The Wars tells the story of a young Canadian man who becomes a soldier in WWI. It’s about what war is like, what it can do to the soldiers who fight, and how it can effect the families and friends of the soldiers who fight. In the end, for Robert Ross, it is about how he can, in the midst of violence and ugliness, commit to life instead of death.
Timothy Findley’s descriptions of the horrors of WWI are vivid and real. But he takes the story a step further to include life away from the trenches. Life looks different through the eyes of a soldier who has been at the front. Findley also takes us back to Ontario where Robert’s family is missing him and thinking of him. Each of his family members reacts differently to his absence.
This novel is not long, so it does not include a whole history of WWI, but instead it concentrates on one man’s story. What happened to him? Why did he do what he did? Did his decisions make him a good soldier or a bad soldier, a good man or a bad man? Many years later, a nurse who had been in the war was being interviewed about Robert:
My opinion was – he was a hero. …You see, he did the thing that no one else would even dare to think of doing.

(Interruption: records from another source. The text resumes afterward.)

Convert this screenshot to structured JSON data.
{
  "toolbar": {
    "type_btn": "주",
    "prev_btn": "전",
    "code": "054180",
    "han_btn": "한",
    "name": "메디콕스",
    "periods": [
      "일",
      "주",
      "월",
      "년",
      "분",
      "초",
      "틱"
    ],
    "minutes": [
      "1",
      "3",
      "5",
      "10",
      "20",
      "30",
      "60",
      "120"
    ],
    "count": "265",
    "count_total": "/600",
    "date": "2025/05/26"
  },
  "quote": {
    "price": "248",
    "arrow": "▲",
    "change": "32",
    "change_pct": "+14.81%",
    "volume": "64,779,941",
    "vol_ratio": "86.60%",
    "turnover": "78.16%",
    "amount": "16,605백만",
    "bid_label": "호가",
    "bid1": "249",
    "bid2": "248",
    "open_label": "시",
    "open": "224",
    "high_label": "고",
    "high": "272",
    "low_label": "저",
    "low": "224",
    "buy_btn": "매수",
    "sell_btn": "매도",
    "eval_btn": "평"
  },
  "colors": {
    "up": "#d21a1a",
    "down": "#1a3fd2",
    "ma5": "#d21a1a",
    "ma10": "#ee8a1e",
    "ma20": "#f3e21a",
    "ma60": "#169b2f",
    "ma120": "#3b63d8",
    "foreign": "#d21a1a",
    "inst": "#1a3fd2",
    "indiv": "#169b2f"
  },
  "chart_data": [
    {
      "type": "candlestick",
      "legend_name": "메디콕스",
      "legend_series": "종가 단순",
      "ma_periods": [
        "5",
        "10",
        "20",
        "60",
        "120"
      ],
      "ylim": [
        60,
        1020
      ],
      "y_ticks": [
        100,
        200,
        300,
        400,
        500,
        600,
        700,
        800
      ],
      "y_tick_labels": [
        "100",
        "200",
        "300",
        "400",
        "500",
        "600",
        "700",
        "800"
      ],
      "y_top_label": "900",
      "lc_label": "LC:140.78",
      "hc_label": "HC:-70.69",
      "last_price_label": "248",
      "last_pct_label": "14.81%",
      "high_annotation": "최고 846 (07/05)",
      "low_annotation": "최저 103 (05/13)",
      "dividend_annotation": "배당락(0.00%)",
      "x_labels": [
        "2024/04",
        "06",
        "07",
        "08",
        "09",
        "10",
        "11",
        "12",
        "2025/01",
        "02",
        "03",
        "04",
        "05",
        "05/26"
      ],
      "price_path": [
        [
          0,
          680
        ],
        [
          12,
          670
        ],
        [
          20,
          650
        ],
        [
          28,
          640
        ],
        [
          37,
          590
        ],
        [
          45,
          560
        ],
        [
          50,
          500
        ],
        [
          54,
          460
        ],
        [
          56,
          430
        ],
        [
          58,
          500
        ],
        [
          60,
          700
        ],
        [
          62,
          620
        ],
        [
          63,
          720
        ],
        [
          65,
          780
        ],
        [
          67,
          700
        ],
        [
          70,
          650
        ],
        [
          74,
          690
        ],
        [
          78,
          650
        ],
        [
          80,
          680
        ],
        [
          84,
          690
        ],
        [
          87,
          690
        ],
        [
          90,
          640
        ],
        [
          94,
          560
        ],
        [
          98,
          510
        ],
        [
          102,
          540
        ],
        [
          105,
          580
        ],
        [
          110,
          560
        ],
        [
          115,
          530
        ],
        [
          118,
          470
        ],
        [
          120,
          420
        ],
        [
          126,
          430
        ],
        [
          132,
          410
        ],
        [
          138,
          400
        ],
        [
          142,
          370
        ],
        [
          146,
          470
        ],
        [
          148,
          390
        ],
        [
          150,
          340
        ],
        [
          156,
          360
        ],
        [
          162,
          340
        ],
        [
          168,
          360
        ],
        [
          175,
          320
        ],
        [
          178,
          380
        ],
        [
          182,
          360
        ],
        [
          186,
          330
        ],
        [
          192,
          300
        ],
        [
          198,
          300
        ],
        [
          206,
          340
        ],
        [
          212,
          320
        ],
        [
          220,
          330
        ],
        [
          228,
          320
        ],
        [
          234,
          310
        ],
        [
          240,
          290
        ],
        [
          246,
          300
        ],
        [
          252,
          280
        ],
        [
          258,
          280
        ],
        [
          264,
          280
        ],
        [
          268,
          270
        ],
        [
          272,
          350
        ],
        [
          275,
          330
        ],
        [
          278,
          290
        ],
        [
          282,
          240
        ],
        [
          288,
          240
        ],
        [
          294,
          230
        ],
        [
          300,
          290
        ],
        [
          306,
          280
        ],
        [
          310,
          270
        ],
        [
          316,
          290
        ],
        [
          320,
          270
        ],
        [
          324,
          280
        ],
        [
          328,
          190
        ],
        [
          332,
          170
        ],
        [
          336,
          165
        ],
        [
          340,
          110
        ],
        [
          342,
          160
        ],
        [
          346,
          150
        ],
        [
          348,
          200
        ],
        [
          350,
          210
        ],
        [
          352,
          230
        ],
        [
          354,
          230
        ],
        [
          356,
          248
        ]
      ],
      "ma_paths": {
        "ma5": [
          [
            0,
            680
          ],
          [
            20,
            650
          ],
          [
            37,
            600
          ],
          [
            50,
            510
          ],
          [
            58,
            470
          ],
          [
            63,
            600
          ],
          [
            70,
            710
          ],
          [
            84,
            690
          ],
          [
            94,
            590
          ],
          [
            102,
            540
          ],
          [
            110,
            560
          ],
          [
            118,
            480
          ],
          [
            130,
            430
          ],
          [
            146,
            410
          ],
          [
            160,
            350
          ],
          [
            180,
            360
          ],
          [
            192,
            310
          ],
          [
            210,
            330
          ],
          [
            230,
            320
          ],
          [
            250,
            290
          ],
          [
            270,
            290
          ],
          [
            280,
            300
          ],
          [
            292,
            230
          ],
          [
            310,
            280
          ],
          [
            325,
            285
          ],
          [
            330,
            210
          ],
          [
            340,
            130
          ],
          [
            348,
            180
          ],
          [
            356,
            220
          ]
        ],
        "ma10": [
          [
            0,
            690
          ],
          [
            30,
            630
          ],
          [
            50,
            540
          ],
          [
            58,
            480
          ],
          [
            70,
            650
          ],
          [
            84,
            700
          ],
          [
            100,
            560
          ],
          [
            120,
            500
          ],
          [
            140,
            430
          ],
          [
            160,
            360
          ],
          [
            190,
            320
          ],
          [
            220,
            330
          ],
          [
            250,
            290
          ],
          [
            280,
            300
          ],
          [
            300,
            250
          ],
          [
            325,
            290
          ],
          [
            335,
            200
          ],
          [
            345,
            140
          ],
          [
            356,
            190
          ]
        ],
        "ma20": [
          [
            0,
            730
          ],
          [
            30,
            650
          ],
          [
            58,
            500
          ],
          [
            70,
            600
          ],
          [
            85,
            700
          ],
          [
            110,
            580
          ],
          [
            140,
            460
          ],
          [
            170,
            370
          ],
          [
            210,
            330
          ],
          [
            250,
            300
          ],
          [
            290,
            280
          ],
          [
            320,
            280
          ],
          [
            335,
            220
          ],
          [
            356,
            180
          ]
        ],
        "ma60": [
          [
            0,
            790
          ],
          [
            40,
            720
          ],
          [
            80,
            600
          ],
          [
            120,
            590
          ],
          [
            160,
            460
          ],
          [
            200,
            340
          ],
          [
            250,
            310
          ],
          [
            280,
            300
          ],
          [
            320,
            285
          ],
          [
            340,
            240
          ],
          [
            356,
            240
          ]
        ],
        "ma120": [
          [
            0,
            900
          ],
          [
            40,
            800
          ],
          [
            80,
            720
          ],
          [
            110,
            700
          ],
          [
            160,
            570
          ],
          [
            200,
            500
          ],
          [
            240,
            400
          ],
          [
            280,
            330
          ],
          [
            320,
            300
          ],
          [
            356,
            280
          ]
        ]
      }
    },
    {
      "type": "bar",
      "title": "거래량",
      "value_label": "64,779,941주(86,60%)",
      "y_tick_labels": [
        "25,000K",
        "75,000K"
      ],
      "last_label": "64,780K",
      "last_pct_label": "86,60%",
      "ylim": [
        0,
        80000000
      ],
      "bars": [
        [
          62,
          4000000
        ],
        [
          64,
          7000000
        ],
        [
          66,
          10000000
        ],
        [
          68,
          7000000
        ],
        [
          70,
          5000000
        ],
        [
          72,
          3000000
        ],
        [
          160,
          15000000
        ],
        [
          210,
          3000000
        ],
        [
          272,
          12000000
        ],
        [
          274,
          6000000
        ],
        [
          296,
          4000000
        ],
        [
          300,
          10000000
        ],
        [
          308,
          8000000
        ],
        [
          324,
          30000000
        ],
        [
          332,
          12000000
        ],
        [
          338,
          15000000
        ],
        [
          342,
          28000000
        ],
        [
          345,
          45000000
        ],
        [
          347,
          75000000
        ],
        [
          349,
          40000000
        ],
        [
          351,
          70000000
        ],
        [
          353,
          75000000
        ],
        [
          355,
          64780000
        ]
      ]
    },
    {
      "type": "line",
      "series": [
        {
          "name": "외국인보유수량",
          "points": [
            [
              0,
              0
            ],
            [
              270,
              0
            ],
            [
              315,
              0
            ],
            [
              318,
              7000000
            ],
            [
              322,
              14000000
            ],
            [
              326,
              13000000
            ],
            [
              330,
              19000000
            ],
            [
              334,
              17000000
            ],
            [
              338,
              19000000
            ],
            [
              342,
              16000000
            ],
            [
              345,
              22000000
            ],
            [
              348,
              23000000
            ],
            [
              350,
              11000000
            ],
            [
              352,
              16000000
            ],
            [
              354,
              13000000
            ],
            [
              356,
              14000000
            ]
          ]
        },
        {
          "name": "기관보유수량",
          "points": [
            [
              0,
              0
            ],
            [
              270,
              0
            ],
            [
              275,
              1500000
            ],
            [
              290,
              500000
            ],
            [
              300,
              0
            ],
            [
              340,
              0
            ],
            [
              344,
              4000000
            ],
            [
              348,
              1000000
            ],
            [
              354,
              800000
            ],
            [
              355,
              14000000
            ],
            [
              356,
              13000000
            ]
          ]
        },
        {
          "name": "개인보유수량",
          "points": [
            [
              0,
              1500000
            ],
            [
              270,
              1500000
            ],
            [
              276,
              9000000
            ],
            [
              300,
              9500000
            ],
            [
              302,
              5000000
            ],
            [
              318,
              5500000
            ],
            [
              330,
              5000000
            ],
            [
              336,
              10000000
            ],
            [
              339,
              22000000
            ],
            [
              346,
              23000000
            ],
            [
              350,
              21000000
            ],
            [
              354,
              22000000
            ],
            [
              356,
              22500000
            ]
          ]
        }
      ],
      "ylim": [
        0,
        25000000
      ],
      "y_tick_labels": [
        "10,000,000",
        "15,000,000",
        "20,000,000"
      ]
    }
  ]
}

While the War was going on around him, Robert was fighting his own internal war. He was young, he was seeing so much trauma and madness. He had left his home shortly after a family tragedy. There were decisions being made that didn’t make sense to him, or didn’t seem right. How hard would it be to have to carry out orders that were against your beliefs, values, or even just your common sense?
This… was the greatest terror of war: what you didn’t know of the men who told you what to do-where to go and when. What if they were mad-or stupid? What if their fear was greater than yours? Or what if they were brave and crazy-wanting and demanding bravery from you?
A few more good passages:
Mud was invented here. Mudland must have been its name. The ground is the colour of steel. Over most of the plain there isn’t a trace of topsoil; only sand and clay. …When it rains (which is almost constantly from early September through to March, except when it snows) the water rises at you out of the ground. It rises from your footprints- and an army marching over a field can cause a flood. In 1916, it was said that you ‘waded to the front’. Men and horses sank from sight. They drowned in mud. Their graves, it seemed, just dug themselves and pulled them down.
What you people who weren’t yet born can never know is what it meant to sleep in cities under silent falls of snow when all night long the only sounds you heard were dogs that barked at trains that passed so far away they took a short cut through your dreams and no one even woke. It was the war that changed that. It was. After the Great War for Civilization- sleep was different everywhere…
I doubt we will ever be forgiven. All I hope is – they’ll remember we were human beings.
The Wars by Timothy Findley won the Governor General’s Award for Fiction in 1977.
Any thoughts on The Wars? Another wonderful WWI book is Three Day Road by Joseph Boyden. Has anyone read any others?